If you want to wallow in schadenfreude (hey, at least a breakup means you dated someone)…

Never Have I Ever: My Life (So Far) Without a Date, Katie Heaney

All right, all right, I don’t mean to hate on those who, for whatever reason, have never been in a relationship. But it is kind of a rite of passage to be put through the wringer a few times in your teens and twenties by young, ill-advised love. Katie Heaney, however, has made it to age 25 without having a boyfriend, dating someone, or even hooking up (that is what the kids do now, right?). The book’s casual, conversational style will make you feel like your funny, good-humored friend came over to cheer you up with some self-deprecating war stories from the single world. And her tales of childhood crushes on Jonathan Taylor Thomas will ring true for more than a few of us (cough).

ice cream

One scoop or seven?

If you want some reassurance that you’re not a hideous monster…

It’s Not You: 27 (Wrong) Reasons You’re Single, Sara Eckel

As a single woman, it’s easy to put the blame on yourself, and internalize society’s well-worn truisms about why you’re single: you’re “too picky,” you “don’t put yourself out there,” you have “low self-esteem,” you act “too desperate.” WHATEVER. Sara Eckel (author of the Modern Love column) goes through these bogus stereotypes one by one, debunking them and sharing stories from her own personal experience.

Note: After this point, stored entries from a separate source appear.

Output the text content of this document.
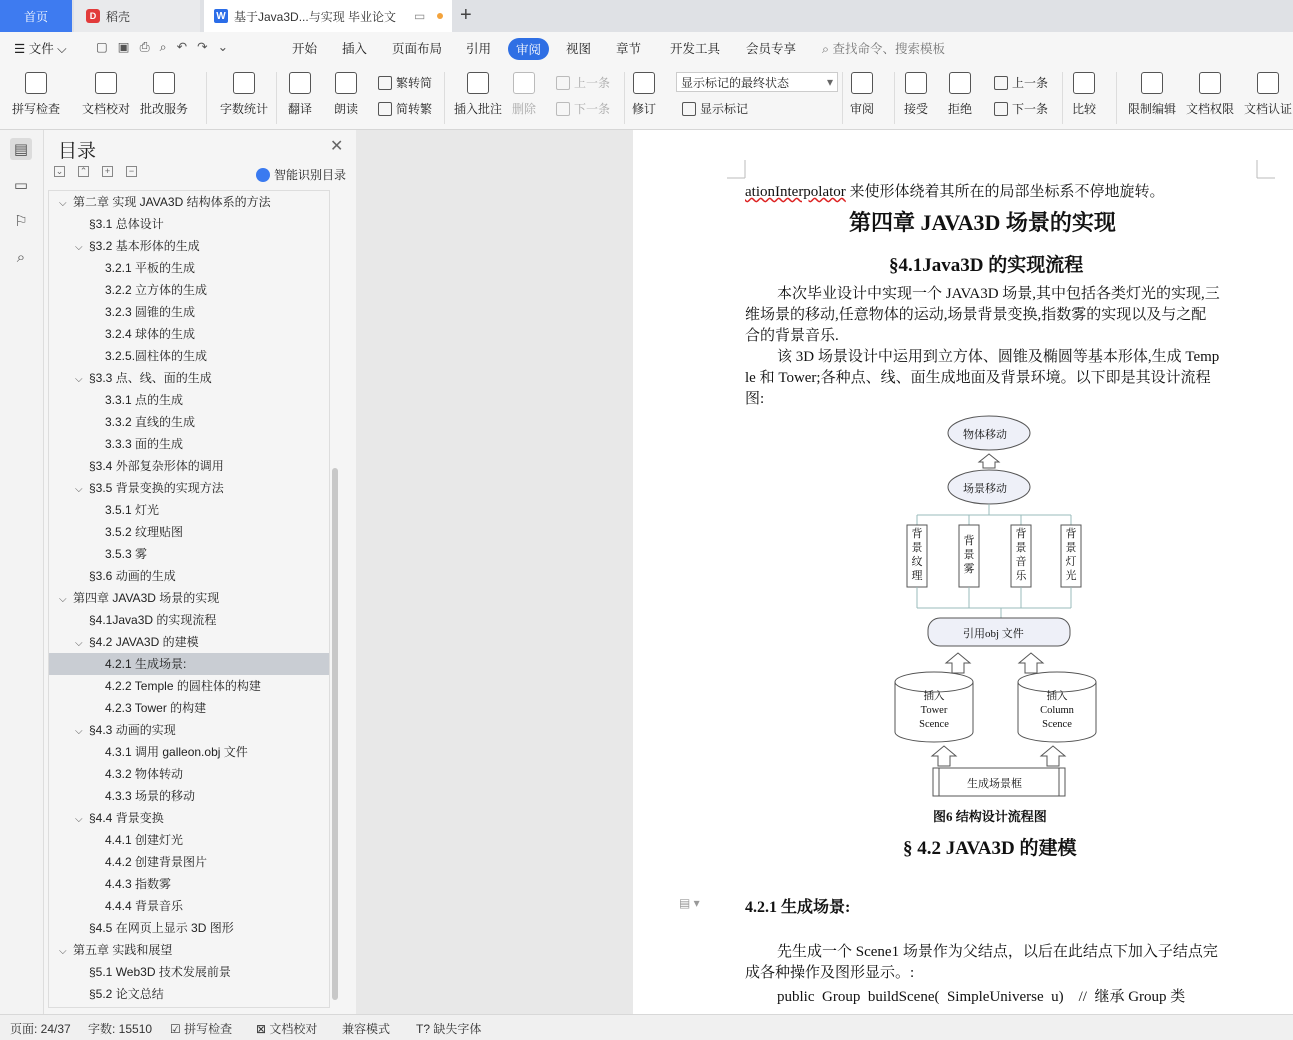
首页	D 稻壳	W 基于Java3D...与实现 毕业论文 ▭ +
☰ 文件 ⌵ ▢▣⎙⌕↶↷⌄	开始 插入 页面布局 引用	审阅	视图 章节 开发工具 会员专享 ⌕ 查找命令、搜索模板
拼写检查 文档校对 批改服务	字数统计 翻译 朗读
繁转简
简转繁 插入批注 删除
上一条
下一条 修订
显示标记的最终状态	▾
显示标记	审阅 接受 拒绝
上一条
下一条 比较	限制编辑 文档权限 文档认证
▤
▭
⚐
⌕
目录	✕
⌄ ⌃	+	−	智能识别目录
⌵ 第二章 实现 JAVA3D 结构体系的方法
§3.1 总体设计
⌵ §3.2 基本形体的生成
3.2.1 平板的生成
3.2.2 立方体的生成
3.2.3 圆锥的生成
3.2.4 球体的生成
3.2.5.圆柱体的生成
⌵ §3.3 点、线、面的生成
3.3.1 点的生成
3.3.2 直线的生成
3.3.3 面的生成
§3.4 外部复杂形体的调用
⌵ §3.5 背景变换的实现方法
3.5.1 灯光
3.5.2 纹理贴图
3.5.3 雾
§3.6 动画的生成
⌵ 第四章 JAVA3D 场景的实现
§4.1Java3D 的实现流程
⌵ §4.2 JAVA3D 的建模
4.2.1 生成场景:
4.2.2 Temple 的圆柱体的构建
4.2.3 Tower 的构建
⌵ §4.3 动画的实现
4.3.1 调用 galleon.obj 文件
4.3.2 物体转动
4.3.3 场景的移动
⌵ §4.4 背景变换
4.4.1 创建灯光
4.4.2 创建背景图片
4.4.3 指数雾
4.4.4 背景音乐
§4.5 在网页上显示 3D 图形
⌵ 第五章 实践和展望
§5.1 Web3D 技术发展前景
§5.2 论文总结
ationInterpolator 来使形体绕着其所在的局部坐标系不停地旋转。
第四章 JAVA3D 场景的实现
§4.1Java3D 的实现流程
本次毕业设计中实现一个 JAVA3D 场景,其中包括各类灯光的实现,三
维场景的移动,任意物体的运动,场景背景变换,指数雾的实现以及与之配
合的背景音乐.
该 3D 场景设计中运用到立方体、圆锥及椭圆等基本形体,生成 Temp
le 和 Tower;各种点、线、面生成地面及背景环境。以下即是其设计流程
图:
物体移动
场景移动
背景纹理
背景雾
背景音乐
背景灯光
引用obj 文件
插入
Tower
Scence
插入
Column
Scence
生成场景框
图6 结构设计流程图
§ 4.2 JAVA3D 的建模
▤ ▾	4.2.1 生成场景:
先生成一个 Scene1 场景作为父结点，以后在此结点下加入子结点完
成各种操作及图形显示。:
public  Group  buildScene(  SimpleUniverse  u)    //  继承 Group 类
页面: 24/37 字数: 15510 ☑ 拼写检查 ⊠ 文档校对 兼容模式 T? 缺失字体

She encourages women to put the focus on everything that’s right in their lives, instead of everything that’s wrong. Through interviews, scientific research, and thoughtful exploration, she concludes that there’s no one reason that you’re single — you just are, and that’s OK. Read an interview with the author here.

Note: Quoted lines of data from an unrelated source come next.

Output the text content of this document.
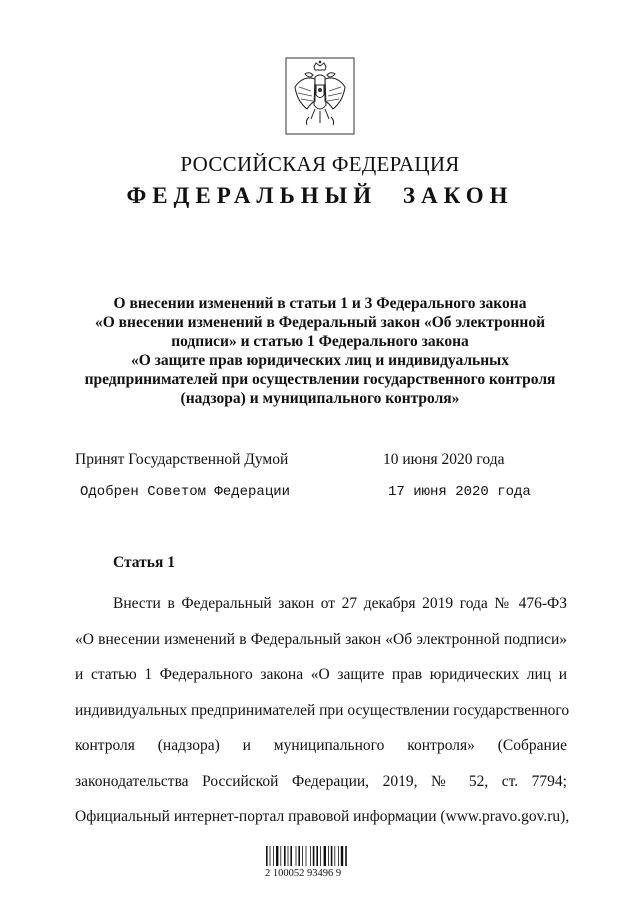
РОССИЙСКАЯ ФЕДЕРАЦИЯ
ФЕДЕРАЛЬНЫЙ ЗАКОН
О внесении изменений в статьи 1 и 3 Федерального закона
«О внесении изменений в Федеральный закон «Об электронной
подписи» и статью 1 Федерального закона
«О защите прав юридических лиц и индивидуальных
предпринимателей при осуществлении государственного контроля
(надзора) и муниципального контроля»
Принят Государственной Думой	10 июня 2020 года
Одобрен Советом Федерации	17 июня 2020 года
Статья 1
Внести в Федеральный закон от 27 декабря 2019 года № 476-ФЗ
«О внесении изменений в Федеральный закон «Об электронной подписи»
и статью 1 Федерального закона «О защите прав юридических лиц и
индивидуальных предпринимателей при осуществлении государственного
контроля (надзора) и муниципального контроля» (Собрание
законодательства Российской Федерации, 2019, № 52, ст. 7794;
Официальный интернет-портал правовой информации (www.pravo.gov.ru),
2 100052 93496 9
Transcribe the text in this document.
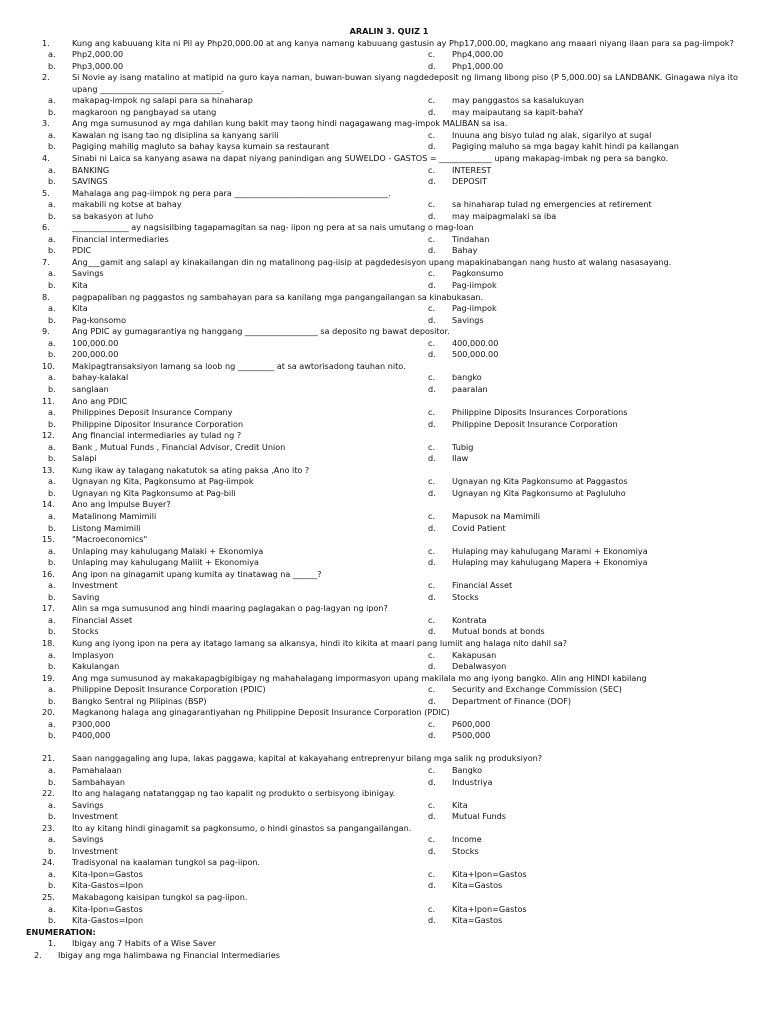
ARALIN 3. QUIZ 1
1.	Kung ang kabuuang kita ni Pil ay Php20,000.00 at ang kanya namang kabuuang gastusin ay Php17,000.00, magkano ang maaari niyang ilaan para sa pag-iimpok?
a. Php2,000.00	c. Php4,000.00
b. Php3,000.00	d. Php1,000.00
2.	Si Novie ay isang matalino at matipid na guro kaya naman, buwan-buwan siyang nagdedeposit ng limang libong piso (P 5,000.00) sa LANDBANK. Ginagawa niya ito
upang ______________________________.
a. makapag-impok ng salapi para sa hinaharap	c. may panggastos sa kasalukuyan
b. magkaroon ng pangbayad sa utang	d. may maipautang sa kapit-bahaY
3.	Ang mga sumusunod ay mga dahilan kung bakit may taong hindi nagagawang mag-impok MALIBAN sa isa.
a. Kawalan ng isang tao ng disiplina sa kanyang sarili	c. Inuuna ang bisyo tulad ng alak, sigarilyo at sugal
b. Pagiging mahilig magluto sa bahay kaysa kumain sa restaurant	d. Pagiging maluho sa mga bagay kahit hindi pa kailangan
4.	Sinabi ni Laica sa kanyang asawa na dapat niyang panindigan ang SUWELDO - GASTOS = _____________ upang makapag-imbak ng pera sa bangko.
a. BANKING	c. INTEREST
b. SAVINGS	d. DEPOSIT
5.	Mahalaga ang pag-iimpok ng pera para ______________________________________.
a. makabili ng kotse at bahay	c. sa hinaharap tulad ng emergencies at retirement
b. sa bakasyon at luho	d. may maipagmalaki sa iba
6.	______________ ay nagsisilbing tagapamagitan sa nag- iipon ng pera at sa nais umutang o mag-loan
a. Financial intermediaries	c. Tindahan
b. PDIC	d. Bahay
7.	Ang___gamit ang salapi ay kinakailangan din ng matalinong pag-iisip at pagdedesisyon upang mapakinabangan nang husto at walang nasasayang.
a. Savings	c. Pagkonsumo
b. Kita	d. Pag-iimpok
8.	pagpapaliban ng paggastos ng sambahayan para sa kanilang mga pangangailangan sa kinabukasan.
a. Kita	c. Pag-iimpok
b. Pag-konsomo	d. Savings
9.	Ang PDIC ay gumagarantiya ng hanggang __________________ sa deposito ng bawat depositor.
a. 100,000.00	c. 400,000.00
b. 200,000.00	d. 500,000.00
10. Makipagtransaksiyon lamang sa loob ng _________ at sa awtorisadong tauhan nito.
a. bahay-kalakal	c. bangko
b. sanglaan	d. paaralan
11. Ano ang PDIC
a. Philippines Deposit Insurance Company	c. Philippine Diposits Insurances Corporations
b. Philippine Dipositor Insurance Corporation	d. Philippine Deposit Insurance Corporation
12. Ang financial intermediaries ay tulad ng ?
a. Bank , Mutual Funds , Financial Advisor, Credit Union	c. Tubig
b. Salapi	d. Ilaw
13. Kung ikaw ay talagang nakatutok sa ating paksa ,Ano ito ?
a. Ugnayan ng Kita, Pagkonsumo at Pag-iimpok	c. Ugnayan ng Kita Pagkonsumo at Paggastos
b. Ugnayan ng Kita Pagkonsumo at Pag-bili	d. Ugnayan ng Kita Pagkonsumo at Pagluluho
14. Ano ang Impulse Buyer?
a. Matalinong Mamimili	c. Mapusok na Mamimili
b. Listong Mamimili	d. Covid Patient
15. "Macroeconomics"
a. Unlaping may kahulugang Malaki + Ekonomiya	c. Hulaping may kahulugang Marami + Ekonomiya
b. Unlaping may kahulugang Maliit + Ekonomiya	d. Hulaping may kahulugang Mapera + Ekonomiya
16. Ang ipon na ginagamit upang kumita ay tinatawag na ______?
a. Investment	c. Financial Asset
b. Saving	d. Stocks
17. Alin sa mga sumusunod ang hindi maaring paglagakan o pag-lagyan ng ipon?
a. Financial Asset	c. Kontrata
b. Stocks	d. Mutual bonds at bonds
18. Kung ang iyong ipon na pera ay itatago lamang sa alkansya, hindi ito kikita at maari pang lumiit ang halaga nito dahil sa?
a. Implasyon	c. Kakapusan
b. Kakulangan	d. Debalwasyon
19. Ang mga sumusunod ay makakapagbigibigay ng mahahalagang impormasyon upang makilala mo ang iyong bangko. Alin ang HINDI kabilang
a. Philippine Deposit Insurance Corporation (PDIC)	c. Security and Exchange Commission (SEC)
b. Bangko Sentral ng Pilipinas (BSP)	d. Department of Finance (DOF)
20. Magkanong halaga ang ginagarantiyahan ng Philippine Deposit Insurance Corporation (PDIC)
a. P300,000	c. P600,000
b. P400,000	d. P500,000
21. Saan nanggagaling ang lupa, lakas paggawa, kapital at kakayahang entreprenyur bilang mga salik ng produksiyon?
a. Pamahalaan	c. Bangko
b. Sambahayan	d. Industriya
22. Ito ang halagang natatanggap ng tao kapalit ng produkto o serbisyong ibinigay.
a. Savings	c. Kita
b. Investment	d. Mutual Funds
23. Ito ay kitang hindi ginagamit sa pagkonsumo, o hindi ginastos sa pangangailangan.
a. Savings	c. Income
b. Investment	d. Stocks
24. Tradisyonal na kaalaman tungkol sa pag-iipon.
a. Kita-Ipon=Gastos	c. Kita+Ipon=Gastos
b. Kita-Gastos=Ipon	d. Kita=Gastos
25. Makabagong kaisipan tungkol sa pag-iipon.
a. Kita-Ipon=Gastos	c. Kita+Ipon=Gastos
b. Kita-Gastos=Ipon	d. Kita=Gastos
ENUMERATION:
1. Ibigay ang 7 Habits of a Wise Saver
2. Ibigay ang mga halimbawa ng Financial Intermediaries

If you want some tear-jerkingly wise and sweet advice…

Tiny Beautiful Things: Advice on Love and Life from Dear Sugar, Cheryl Strayed

Here’s another book by a love-advice columnist. Cheryl Strayed is the formerly anonymous writer behind “Dear Sugar”; you may recognize her name from her own personal memoir, Wild. This compilation of her columns is sure to make just about anyone cry, and I mean that in a good way. It’s intensely sincere without being cheesy; rather than dismissing letter writers with chipper platitudes, she listens deeply, acknowledges their pain, and embraces them warmly and genuinely through her empathetic words — then pushes them to break free from their emotional and psychological confinement. Definitely don’t read this in public, or you will be that weirdo weeping into your sandwich at Subway.

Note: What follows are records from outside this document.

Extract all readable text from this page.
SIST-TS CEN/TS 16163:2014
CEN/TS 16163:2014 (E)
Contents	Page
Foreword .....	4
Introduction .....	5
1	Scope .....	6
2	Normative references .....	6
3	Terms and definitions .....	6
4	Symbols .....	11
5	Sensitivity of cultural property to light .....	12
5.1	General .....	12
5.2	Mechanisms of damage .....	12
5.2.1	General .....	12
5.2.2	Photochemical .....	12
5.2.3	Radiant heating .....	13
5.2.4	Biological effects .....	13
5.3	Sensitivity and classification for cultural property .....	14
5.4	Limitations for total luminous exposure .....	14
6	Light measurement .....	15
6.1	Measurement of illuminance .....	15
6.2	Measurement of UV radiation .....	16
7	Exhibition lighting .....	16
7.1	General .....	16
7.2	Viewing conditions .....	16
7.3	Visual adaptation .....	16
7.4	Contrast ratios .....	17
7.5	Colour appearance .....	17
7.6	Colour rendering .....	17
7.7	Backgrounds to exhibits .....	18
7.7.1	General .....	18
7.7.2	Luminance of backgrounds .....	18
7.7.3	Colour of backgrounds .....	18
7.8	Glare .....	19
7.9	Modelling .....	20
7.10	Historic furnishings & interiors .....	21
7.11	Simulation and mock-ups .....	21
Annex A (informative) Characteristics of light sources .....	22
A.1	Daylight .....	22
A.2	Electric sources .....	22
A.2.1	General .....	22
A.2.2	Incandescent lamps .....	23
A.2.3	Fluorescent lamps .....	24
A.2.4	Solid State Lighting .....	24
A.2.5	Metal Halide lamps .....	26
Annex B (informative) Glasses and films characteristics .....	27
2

If you want to cry like a baby over someone else’s tragic love story…

Love Is a Mix Tape: Life and Loss, One Song at a Time, by Rob Sheffield

Kleenex box

Here, take some. It’ll be OK.

But hey, maybe you don’t WANT to confront your emotional issues or analyze your own singledom this Valentine’s Day. Maybe you just want to wallow in the beautiful tragedy of someone else’s sad love story. For that, you’ll want Love Is a Mix Tape. Rob Sheffield is a music critic, and fittingly enough, it was music that brought him — a socially awkward music geek — and his outgoing, impulsive, punk-rock wife Renee together. They met in grad school, grew up together, and got married, forging a strong bond from their diverse and deep love of music. Then, one day, Renee suddenly collapsed, dying instantly of a pulmonary embolism, and Rob’s life imploded. He structures his story with “mix tapes,” a nod to the many homemade compilations the couple created for all sorts of moods and occasions, and as he writes about their shared life, he realizes that some songs are too painful to ever listen to again. Go ahead, get all those tears out, you’ll feel better.